Auf den Tag genau ein Jahr später. Dieses Mal sind nicht ganz so viele zum Fackelmarsch gekommen. Etwa 300 Teilnehmer sind zur Auftaktkundgebung erschienen. Der Chef der Lyoner Identitären hält eine kurze Rede. Rieu wählt seine Worte sorgsam, sicherheitshalber liest er sie von einem Zettel ab. Immer wieder spricht er von der heiligen Marie, ihr zu Ehren habe man vor mehr als 150 Jahren Kerzen in die Fenster gestellt und so die Tradition des Lichterfestes begründet. »Heute ist nichts als Kommerz und Konsum geblieben.« Rieu erklärt, man müsse die lokalen Kulturen schützen, vor dem »Gesindel«, das »von außen« reinkomme. »Für uns sind die Identitären nur der verlängerte Arm von Nicolas Sarkozy - viel zu weichgespült«, meint ein Mitdemonstrant, etwa Mitte 20 und Mitglied einer Gruppe, die die Vichy-Herrschaft verherrlicht. Sein Kamerad, ein Mittfünfziger, pflichtet ihm bei. Er kritisiert die Ausrichtung der Identitären, die lokale, nationale und europäische Identität als komplementär ansehen. Entweder sei man Franzose »oder eben nicht«.

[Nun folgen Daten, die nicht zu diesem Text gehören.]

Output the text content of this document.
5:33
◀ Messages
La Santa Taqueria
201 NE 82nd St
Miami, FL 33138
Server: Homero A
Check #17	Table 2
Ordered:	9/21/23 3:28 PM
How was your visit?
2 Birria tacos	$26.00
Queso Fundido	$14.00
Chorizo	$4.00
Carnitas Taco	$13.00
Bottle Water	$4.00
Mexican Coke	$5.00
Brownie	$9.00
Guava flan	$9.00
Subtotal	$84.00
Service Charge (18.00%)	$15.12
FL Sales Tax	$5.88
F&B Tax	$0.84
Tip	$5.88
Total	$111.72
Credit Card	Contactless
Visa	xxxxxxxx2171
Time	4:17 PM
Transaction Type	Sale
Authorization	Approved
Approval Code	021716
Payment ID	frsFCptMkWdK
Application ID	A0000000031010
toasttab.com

Ein Besuch in der »Traboule«, dem Lokal der Identitären. Der Hauptraum, eine Bar, ist rappelvoll. Vor allem Jugendliche sind nach dem Fackellauf geblieben, die meisten von ihnen noch Schüler. Einige, die im Vorjahr teilgenommen hatten, sieht man heute in Pullovern mit dem Logo der Bewegung. Eine Schülerin mit dem Aufdruck »Gegen international, pro lokal« verkauft Hamburger, es wird Glühwein und Bier ausgeschenkt. Die Stimmung ist ausgelassen, ein Chor singt Lieder über Marie. An den Wänden hängen Fotos von den Ausflügen der Gruppe, meist sind Männer zu sehen, gerne mit nacktem Oberkörper. Die Aktivisten freuen sich, dass in diesem Jahr mehr Jugendliche den Weg in ihr Lokal gefunden haben. Sie verteilen Aufkleber. »Anti-Gesindel-Zone« steht darauf oder etwa »Zusammenleben? Ja, aber ohne sie«. Ein Sticker heißt »Hast du schon von Poitiers gehört?« Er nimmt Bezug auf eine Aktion im Herbst, bei der die Lyoner auf eine Moschee im westfranzösischen Poitiers geklettert sind, um gegen die angebliche Islamisierung Frankreichs zu protestieren. Eine hysterische Medienberichterstattung folgte, schließlich die Ansage des Innenministers, ein Verbot der Gruppe prüfen zu lassen: Ausgang offen.

In der Bibliothek der Identitären finden sich Werke von Ernst Jünger, ein Buch über die »Desinformation der Öffentlichkeit durch die Medien« und über den »Weg zum Post-Nationalismus«. Im Hinterzimmer halten die Mitglieder der lokalen Sektion ihr monatliches Treffen ab. Während die Erwachsenen in Lyon nur zehn aktive Mitglieder haben, sind es bei den Jungen mindestens 50. Sie organisierten im November anlässlich des zehnjährigen Bestehens der Partei ein Europatreffen der Identitären. Von der italienischen Lega Nord, über Mitglieder des Front National bis zu den Identitären aus Österreich und der Schweiz waren erstaunlich viele rechtsgerichtete Parteien vertreten. In Orange zeigte sich auch, wie jung die französische Partei ist. Jedes zweite der knapp 2000 Mitglieder ist unter 30. Noch erfolgreicher ist die Gruppe aber im Netz. Die Lyoner haben in ihrer Facebook-Gruppe mehr als doppelt so viele Mitglieder wie die lokale Jugendfraktion der rechten UMP, mehr als 20 Mal so viele wie die Jungen Sozialisten. Nach dem Lichterfest und den Aktionen in den Nachbarstädten sind es nun noch einige mehr.